France-Spiritualités : Que veut dire pour vous être martiniste à l'heure actuelle ?

Serge Caillet :
Cela peut s'entendre dans le même sens, ou – et c'est généralement comme cela qu'on l'entend – en appartenant à l'un des Ordres martinistes contemporains, et Dieu sait s'il y en a ! Ce qui offre des possibilités très larges à celles et à ceux que cette voie intéresse.
      On peut aussi être martiniste en suivant la voie maçonnique du Rite Ecossais Rectifié, ou encore comme disciple posthume de Martines de Pasqually, en adhérant à l'un ou l'autre des cercles coëns contemporains, puisque l'Ordre des Elus Coëns, après avoir été mis en sommeil à la fin du XVIIIe ou au début du XIXe siècle, a été réveillé. Enfin, l'on peut être martiniste en lisant et en suivant Saint-Martin, et en priant avec lui, sans forcément appartenir à une école martiniste formelle. Etre martiniste, cela signifie surtout – qu'importent au fond les écoles ou les rites – l'adhésion à une tradition qui, dans sa formulation moderne, provient de Martines de Pasqually et de Louis-Claude de Saint-Martin, mais qui est en fait beaucoup plus ancienne puisqu'il ne s'agit rien moins que du judéo-christianisme primitif. Tout martiniste est un judéo-chrétien, et un théosophe. Je prends ce dernier mot dans une acception ancienne : un ami de Dieu et de la Sagesse.

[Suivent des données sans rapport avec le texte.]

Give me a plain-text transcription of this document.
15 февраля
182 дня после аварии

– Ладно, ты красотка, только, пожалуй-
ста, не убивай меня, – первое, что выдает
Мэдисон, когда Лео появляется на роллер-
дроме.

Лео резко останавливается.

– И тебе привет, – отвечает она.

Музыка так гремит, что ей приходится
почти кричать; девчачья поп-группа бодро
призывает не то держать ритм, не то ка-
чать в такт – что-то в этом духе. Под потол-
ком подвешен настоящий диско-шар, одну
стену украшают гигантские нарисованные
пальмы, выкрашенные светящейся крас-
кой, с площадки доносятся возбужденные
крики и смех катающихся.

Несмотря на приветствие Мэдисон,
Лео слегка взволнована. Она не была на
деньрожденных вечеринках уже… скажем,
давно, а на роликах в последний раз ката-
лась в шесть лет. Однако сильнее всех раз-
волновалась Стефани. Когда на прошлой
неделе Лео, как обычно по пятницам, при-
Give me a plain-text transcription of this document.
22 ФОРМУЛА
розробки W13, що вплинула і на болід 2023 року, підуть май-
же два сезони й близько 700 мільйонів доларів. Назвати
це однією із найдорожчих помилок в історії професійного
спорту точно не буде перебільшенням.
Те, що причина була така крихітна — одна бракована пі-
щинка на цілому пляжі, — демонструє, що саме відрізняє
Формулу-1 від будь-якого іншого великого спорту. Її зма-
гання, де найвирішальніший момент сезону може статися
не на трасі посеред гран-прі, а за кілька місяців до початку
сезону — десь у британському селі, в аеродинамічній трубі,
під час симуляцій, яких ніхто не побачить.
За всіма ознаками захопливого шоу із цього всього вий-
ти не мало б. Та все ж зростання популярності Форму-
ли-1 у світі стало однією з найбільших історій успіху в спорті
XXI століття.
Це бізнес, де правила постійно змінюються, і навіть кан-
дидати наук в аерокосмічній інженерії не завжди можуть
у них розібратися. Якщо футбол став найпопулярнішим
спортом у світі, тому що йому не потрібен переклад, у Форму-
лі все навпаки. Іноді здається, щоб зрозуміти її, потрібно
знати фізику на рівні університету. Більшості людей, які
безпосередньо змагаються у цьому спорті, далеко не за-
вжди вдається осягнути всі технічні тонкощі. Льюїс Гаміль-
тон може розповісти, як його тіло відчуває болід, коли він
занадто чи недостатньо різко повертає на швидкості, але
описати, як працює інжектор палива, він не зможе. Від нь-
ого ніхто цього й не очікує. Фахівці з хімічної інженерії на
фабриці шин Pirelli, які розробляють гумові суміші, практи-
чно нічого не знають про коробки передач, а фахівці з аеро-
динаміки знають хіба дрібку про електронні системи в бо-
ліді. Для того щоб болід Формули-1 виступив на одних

France-Spiritualités : Le Martinisme, tel qu'il était pratiqué à l'origine, peut-il être retrouvé aujourd'hui parmi les divers mouvements martinistes existants ?

Serge Caillet :
Le Martinisme originel, le Martinisme primitif, c'est le Martinézisme – c'est–dire le système, la doctrine et la théurgie propres à l'Ordre des Elus Coëns, ou plutôt à l'Ordre des Chevaliers Maçons Elus Coëns de l'Univers, pour reprendre le nom exact et complet de l'Ordre fondé par Martines de Pasqually. La question serait donc : peut-on être Elu Coën aujourd'hui alors que la filiation rituelle de cet Ordre s'est perdue au XIXe siècle ? Il y a eu en 1942-43 une résurgence de l'Ordre des Elus Coëns que je considère pour ma part comme parfaitement authentique, en vertu d'une filiation spirituelle efficace. Cette résurgence a donné naissance à un certain nombre de cercles qui prétendent former des Elus Coëns contemporains. On peut donc, aujourd'hui, être Elu Coën dans le monde moderne ; pour moi, ça n'est pas contradictoire. La Tradition est une à travers le temps, et même si ses formes quelquefois évoluent, je continue de penser que la forme que le Martinisme – le Martinézisme – a prise au XVIIIe siècle demeure toujours valide et valable aujourd'hui, pour quelques-uns. Mais tous les Martinistes ne sont pas appelés à suivre la voie coën, loin de là ! Je me dois d'insister sur ce point : la voie coën est étroite, et pour ainsi dire réservée à ceux – ou à celles – dont c'est la vocation. La théurgie cérémonielle, par les règles de vie qu'elle implique, exige une véritable consécration à la fonction sacerdotale.
      Mais le Martinisme primitif, c'est aussi celui de Louis-Claude de Saint-Martin, n'est-ce pas ! Saint-Martin ne s'est pas séparé de Martines sur la doctrine, mais quant à la pratique. Celui qui étudie Saint-Martin, lit les Ecritures, prie comme Saint-Martin aujourd'hui, en s'engageant dans une pratique théurgique intériorisée – la voie cardiaque, comme le disait Papus – celui-là retrouve bien le Martinisme primitif. Il peut, du reste, le faire dans un cadre social – dans un Ordre martiniste par exemple – ou en dehors de toute structure établie.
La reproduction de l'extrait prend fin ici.